One of the biggest knocks against the Xbox One — DRM policies aside — has been the mandatory Kinect. Already bundled with the console, the Kinect 2.0 must be connected to the Xbox One for it to function; although, the camera can be "switched off" if the user wishes to do so. Still, Microsoft could hit a snag with its Kinect, which has the ability to watch and listen to its users while active.
The new "We Are Watching You Act," proposed by representatives Michael Capuano (D-MA) and Walter Jones (R-NC), looks to place restrictions on technology that monitors and records the "personal activities" of American citizens. Although the language of the press release only specifically mentions technology for digital video recorders (DVRs), it's quite possible the Act could expand to that of the "services" offered by Kinect, should it pass.
If the "We Are Watching You Act" does go through, consumers would have to first give consent to using such recording technology. Furthermore, Microsoft would be required to inform users on "how collected information will be used, and who will have access to the data." Lastly, when the recording device is in use, the words "WE ARE WATCHING YOU would appear," and in large enough font to be readable from a distance.

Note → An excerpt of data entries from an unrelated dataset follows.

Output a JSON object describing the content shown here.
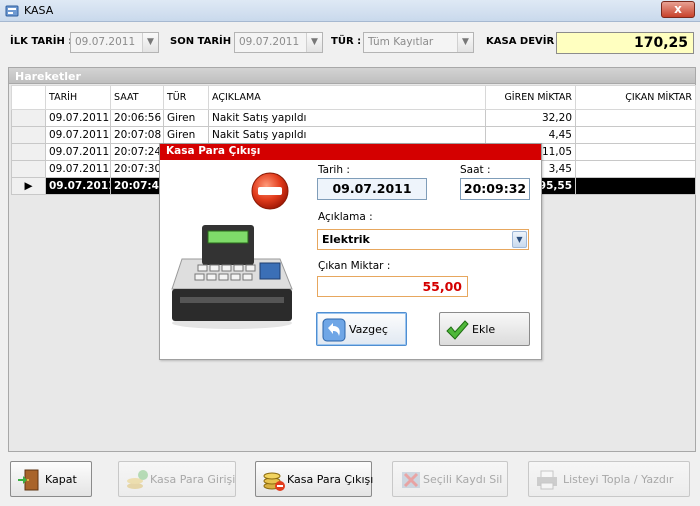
{
  "window": {
    "title": "KASA",
    "close_label": "x"
  },
  "filters": {
    "ilk_tarih_label": "İLK TARİH :",
    "ilk_tarih_value": "09.07.2011",
    "son_tarih_label": "SON TARİH :",
    "son_tarih_value": "09.07.2011",
    "tur_label": "TÜR :",
    "tur_value": "Tüm Kayıtlar",
    "kasa_devir_label": "KASA DEVİR :",
    "kasa_devir_value": "170,25"
  },
  "panel": {
    "title": "Hareketler"
  },
  "table": {
    "columns": [
      "TARİH",
      "SAAT",
      "TÜR",
      "AÇIKLAMA",
      "GİREN MİKTAR",
      "ÇIKAN MİKTAR"
    ],
    "rows": [
      {
        "tarih": "09.07.2011",
        "saat": "20:06:56",
        "tur": "Giren",
        "aciklama": "Nakit Satış yapıldı",
        "giren": "32,20",
        "cikan": ""
      },
      {
        "tarih": "09.07.2011",
        "saat": "20:07:08",
        "tur": "Giren",
        "aciklama": "Nakit Satış yapıldı",
        "giren": "4,45",
        "cikan": ""
      },
      {
        "tarih": "09.07.2011",
        "saat": "20:07:24",
        "tur": "",
        "aciklama": "",
        "giren": "11,05",
        "cikan": ""
      },
      {
        "tarih": "09.07.2011",
        "saat": "20:07:30",
        "tur": "",
        "aciklama": "",
        "giren": "3,45",
        "cikan": ""
      },
      {
        "tarih": "09.07.2011",
        "saat": "20:07:48",
        "tur": "",
        "aciklama": "",
        "giren": "95,55",
        "cikan": ""
      }
    ],
    "active_row_marker": "▶"
  },
  "dialog": {
    "title": "Kasa Para Çıkışı",
    "tarih_label": "Tarih :",
    "tarih_value": "09.07.2011",
    "saat_label": "Saat :",
    "saat_value": "20:09:32",
    "aciklama_label": "Açıklama :",
    "aciklama_value": "Elektrik",
    "cikan_label": "Çıkan Miktar :",
    "cikan_value": "55,00",
    "cancel_label": "Vazgeç",
    "add_label": "Ekle"
  },
  "toolbar": {
    "kapat": "Kapat",
    "giris": "Kasa Para Girişi",
    "cikis": "Kasa Para Çıkışı",
    "sil": "Seçili Kaydı Sil",
    "topla": "Listeyi Topla / Yazdır"
  },
  "colors": {
    "dialog_title_bg": "#d40000",
    "devir_bg": "#ffffc0",
    "amount_text": "#d40000"
  }
}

Should consumers opt out of the new technology, companies would be forced to offer a "video service that does not collect this information, but is otherwise identical in all respects." Perhaps with the ability to switch off your Kinect, Microsoft and the Xbox One could steer clear any potential trouble.
Again, the proposed Bill only specifically references DVR technology, but with the Kinect able to watch and listen to Xbox One owners I could easily see a similar type of requirement. Surely, the words "WE ARE WATCHING YOU" won't bode well for certain customers already wary and skeptical of Microsoft's plans. Microsoft has been adamant in assuring gamers that the Xbox One's Kinect won't spy on them. Do you trust them?